While it’s true that five state Republican parties last year decided to disband their primaries and caucuses for 2020, pledging their national convention delegates to Trump automatically, that is a different and defensible situation. Parties can choose how they wish to decide on a nominee — whether that’s a primary, a caucus or a determination by some central committee. Parties have that power, as long as their members tolerate it. But it’s different when the state government gets involved — and when a number of other elections, in addition to the choice of party nominee, gets postponed (as is the case in Louisiana). Elections are our democracy’s means for ensuring that government is accountable to the people — and if the government can postpone them, it’s undermining its own accountability.

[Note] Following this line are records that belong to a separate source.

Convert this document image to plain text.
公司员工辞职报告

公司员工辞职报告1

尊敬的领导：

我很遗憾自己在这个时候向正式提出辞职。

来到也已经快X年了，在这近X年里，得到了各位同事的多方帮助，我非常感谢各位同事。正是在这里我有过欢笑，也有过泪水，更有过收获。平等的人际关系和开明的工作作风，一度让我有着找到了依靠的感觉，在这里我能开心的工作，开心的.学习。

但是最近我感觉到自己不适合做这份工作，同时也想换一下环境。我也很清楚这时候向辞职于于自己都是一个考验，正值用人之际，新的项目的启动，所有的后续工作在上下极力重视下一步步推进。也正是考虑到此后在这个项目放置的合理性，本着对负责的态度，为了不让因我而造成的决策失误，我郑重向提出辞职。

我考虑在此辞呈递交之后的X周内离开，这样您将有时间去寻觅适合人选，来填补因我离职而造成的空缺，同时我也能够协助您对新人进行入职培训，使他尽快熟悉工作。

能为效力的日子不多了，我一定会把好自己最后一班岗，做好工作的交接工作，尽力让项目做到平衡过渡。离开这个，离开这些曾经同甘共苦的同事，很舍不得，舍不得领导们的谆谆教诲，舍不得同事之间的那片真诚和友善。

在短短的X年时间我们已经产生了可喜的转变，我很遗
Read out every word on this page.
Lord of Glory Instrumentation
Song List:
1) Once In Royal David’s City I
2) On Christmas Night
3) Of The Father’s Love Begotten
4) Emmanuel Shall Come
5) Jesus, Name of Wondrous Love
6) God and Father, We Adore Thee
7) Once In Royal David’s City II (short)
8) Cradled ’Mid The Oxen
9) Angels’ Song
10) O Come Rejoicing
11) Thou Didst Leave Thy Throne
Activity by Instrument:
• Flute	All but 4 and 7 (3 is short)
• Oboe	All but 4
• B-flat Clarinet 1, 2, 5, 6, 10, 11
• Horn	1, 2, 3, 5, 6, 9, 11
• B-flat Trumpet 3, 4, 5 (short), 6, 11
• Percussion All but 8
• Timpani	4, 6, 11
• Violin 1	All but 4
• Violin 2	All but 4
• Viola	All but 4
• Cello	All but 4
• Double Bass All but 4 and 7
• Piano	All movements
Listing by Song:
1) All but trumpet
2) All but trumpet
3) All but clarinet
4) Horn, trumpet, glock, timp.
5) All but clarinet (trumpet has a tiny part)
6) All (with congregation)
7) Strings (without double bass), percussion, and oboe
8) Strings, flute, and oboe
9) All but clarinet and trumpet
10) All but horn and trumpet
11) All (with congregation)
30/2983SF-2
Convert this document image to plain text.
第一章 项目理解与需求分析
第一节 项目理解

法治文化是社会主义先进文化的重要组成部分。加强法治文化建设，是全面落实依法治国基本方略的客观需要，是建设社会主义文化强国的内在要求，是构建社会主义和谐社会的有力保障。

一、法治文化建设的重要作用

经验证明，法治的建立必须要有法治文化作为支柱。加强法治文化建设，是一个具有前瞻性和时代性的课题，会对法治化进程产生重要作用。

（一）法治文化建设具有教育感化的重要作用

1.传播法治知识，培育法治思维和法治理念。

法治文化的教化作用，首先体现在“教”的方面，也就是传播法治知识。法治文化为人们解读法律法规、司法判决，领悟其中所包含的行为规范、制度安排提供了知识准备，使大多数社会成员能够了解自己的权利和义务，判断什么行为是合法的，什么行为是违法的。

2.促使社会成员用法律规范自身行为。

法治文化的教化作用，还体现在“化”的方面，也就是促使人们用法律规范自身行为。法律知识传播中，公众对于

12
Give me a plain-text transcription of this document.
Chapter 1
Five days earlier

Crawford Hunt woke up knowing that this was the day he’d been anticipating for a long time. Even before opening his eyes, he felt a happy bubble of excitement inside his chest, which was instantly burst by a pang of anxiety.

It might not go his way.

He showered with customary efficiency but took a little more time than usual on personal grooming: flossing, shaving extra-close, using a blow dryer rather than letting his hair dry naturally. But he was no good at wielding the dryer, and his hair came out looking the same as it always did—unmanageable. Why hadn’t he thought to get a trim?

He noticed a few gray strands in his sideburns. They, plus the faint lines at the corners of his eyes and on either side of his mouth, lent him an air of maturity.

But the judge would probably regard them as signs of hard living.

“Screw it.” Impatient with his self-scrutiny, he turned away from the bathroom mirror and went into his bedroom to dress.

Now, what could states have done instead? Some states with primaries Tuesday — Arizona, Florida and Illinois — committed to holding their contests as scheduled and providing some remedies, including expanding early and absentee voting, moving polling places out of senior living communities and training volunteers in how to disinfect polling stations. These remedies may be adequate; a more robust response would require a significant investment by states, including massively expanding the number of polling stations (to reduce voter congestion), hiring professional election administrators to staff the polling stations and training them for the current health crisis. Generally, governments have not been particularly inclined to take such measures — for example, polling stations tend to be staffed by volunteers, mostly elderly ones — but perhaps they’ll consider such investments now.
Another, more promising remedy would be a massive expansion of voting by mail. Five states, plus a number of localities, currently have all mail-in ballots. Voters’ experiences tend to be very positive, with high turnout, basically nonexistent fraud — and, importantly, almost no social interaction. Though ramping up to an all mail-in election is no small feat within the space of a few months, much less a few weeks, other states are now considering making that transition.
In the midst of a serious pandemic, when we must substantially reduce or eliminate nonessential social activities, we keep hospitals and grocery stores open — because they’re essential. Treating elections as nonessential in a crisis sets a terrible precedent. It’s understandable for states to want to boost (or simply protect) turnout, while discouraging citizens from taking unnecessary risks just to cast their ballots. But postponing an election carries its own risks. Holding these contests as scheduled, even if turnout suffers, is likely to be less damaging to a democracy in the long run.